A Burundian Refugee was recently awarded 12 months compensation for a procedurally unfair dismissal. The Cape Town Labour Court granted this relief despite the fact that there was essentially no legal employment contract that could have been entered into between the respective parties. Moreover, the "permanent employment contract" that was entered into was void ab initio (in that in law there was effectively no "contract" to terminate), contra public policy and unlawful.
Although quite controversial in legal jurisprudence terms, the judgment is in line with the precedent set by previous decisions from South African Labour Courts.
What follows is a brief explanation of how the Labour Court in Alain Godefroid Ndikumdavyi v Valkenberg Hospital and others Case No: C970/2010, came to the decision it did, and more importantly, what the judgment means for employees, employers and legal practitioners.
Alain Godefroid Ndikundavyi (the employee) received an annual practising certificate after he obtained a nursing degree from the University of Cape Town. Later, after a written job application, he was erroneously offered a permanent position by Valkenberg Hospital despite the fact that it was 1 July 2010 and he was legally only entitled to practice for a further six months. After 19 days and an admitted "administrative error", his employment offer was withdrawn and he was effectively suspended pending his acquisition of the necessary temporary approval.
The question must then be asked, how does the Court grant 12 months compensation in the face of principles such as void ab initio, contra public policy and good morals, unlawful and s10 of the Public Service Act? It did so because the objects of the Labour Relations Act, No 66 of 1995 (LRA) and the protection afforded by the Constitution, take precedence over these other legal principles.
The Court said that South African jurisprudence favours vulnerable groups. It quoted from various judgments such as Discovery Health Limited v CCMA and others (2008) 7 BLLR 633 (LC), which said that the definition of employee is not rooted in a contract of employment and even in the event of a violation of statute (Immigration Act, No 13 of 2002) an employee's status would not be affected. The Court also came to its decision based on South Africa’s international obligations and the formal status of refugees.
The Court also referred to Kylie v CCMA (2010) 7 BLLR 705 (LAC), a case in which the criminalisation of prostitution and an employment relationship that was void for illegality was not enough to prevent the courts from awarding compensation for unfair labour practices.

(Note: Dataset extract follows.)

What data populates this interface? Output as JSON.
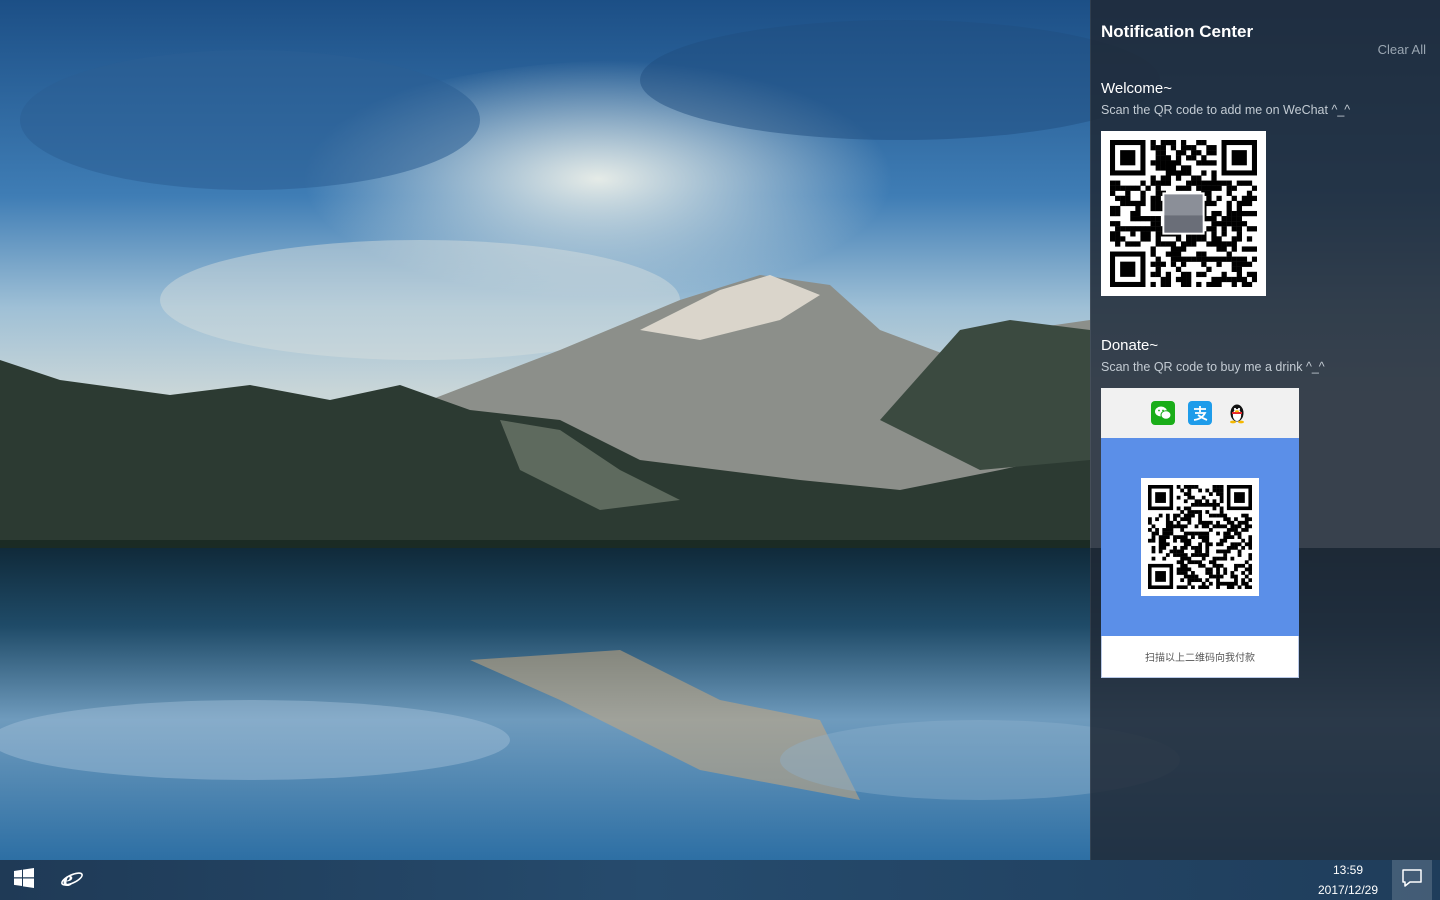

When referring to Kylie, the Court said "our law is not wholly inflexible in its refusal to relax the rule which deems contracts void when their conclusion, performance or object is expressly or impliedly prohibited by legislation or is contrary to good morals of public policy."
There seem to be no limits when it comes to the protection afforded by the Constitution through the LRA. When referring to its role in this regard the Court said that it would be "vigilant" in ensuring that this protection is afforded to vulnerable groups.
Whether the employment contract is void ab initio, impossible (such as the present example), contra good morals and public policy, with an illegal immigrant with no valid work permit (Southern Sun Hotel Interests (Pty) Ltd v CCMA (C255/09; C362/09)  ZALCCT 14 (21 June 2011)) or in the most extreme case involves a sex worker, the vulnerable group "employees" above are afforded equal protection under the Constitution. Employers need to be cautious and not cut corners to avoid a substantial compensation award.
What does the judgment teach us? The theoretical legal argument that there existed no contract in law to terminate (void ab initio) was rejected by the Court on a reading of s186 (1) (a), which gives expression to the objects of the LRA. It also applied the rationale of Ngcobo J in Chirwa v Transnet 2008 (4) SA 367 (CC), who states that the objects of the LRA are not merely textual aids and any interpretation (such as whether an employment relationship exists) must be one which advances these primary objects. The objects of the LRA and s23 of Constitution are insurmountable in the face of any other conflicting legal principles.
How does the Court justify awarding relief in such unlawful situations? The Court quoted from Kylie and stated that compensation is treated as solatium for the loss of an employee’s right to fair procedure (Johnson & Johnson (Pty) Ltd v CWIU (1999) 20 ILJ 89 (LAC)) and is therefore independent of the loss of illegal employment or where the services are classified as illegal. It only seems logical that if an illegal sex worker was protected under the LRA, a lawful refugee who was a nurse in South Africa helping the public would also receive similar protection.
The Court could and would have done much more if it had been given the opportunity. It reminds the parties (and legal practitioners) that it is bound by the principle that pleadings contain the basis upon which the Court is to exercise its competency. Accordingly, it could not rule on the substantive fairness of the dismissal or make a finding on Section 10 of the Public Services Act.
The employer could have mitigated its loss extensively. It should have been privy to judgments such as those described above. If it had merely afforded the employee an opportunity to be heard it would probably have avoided a 12 months compensation award. Having a keen understanding of the basic underlying legal principles was the key to this matter.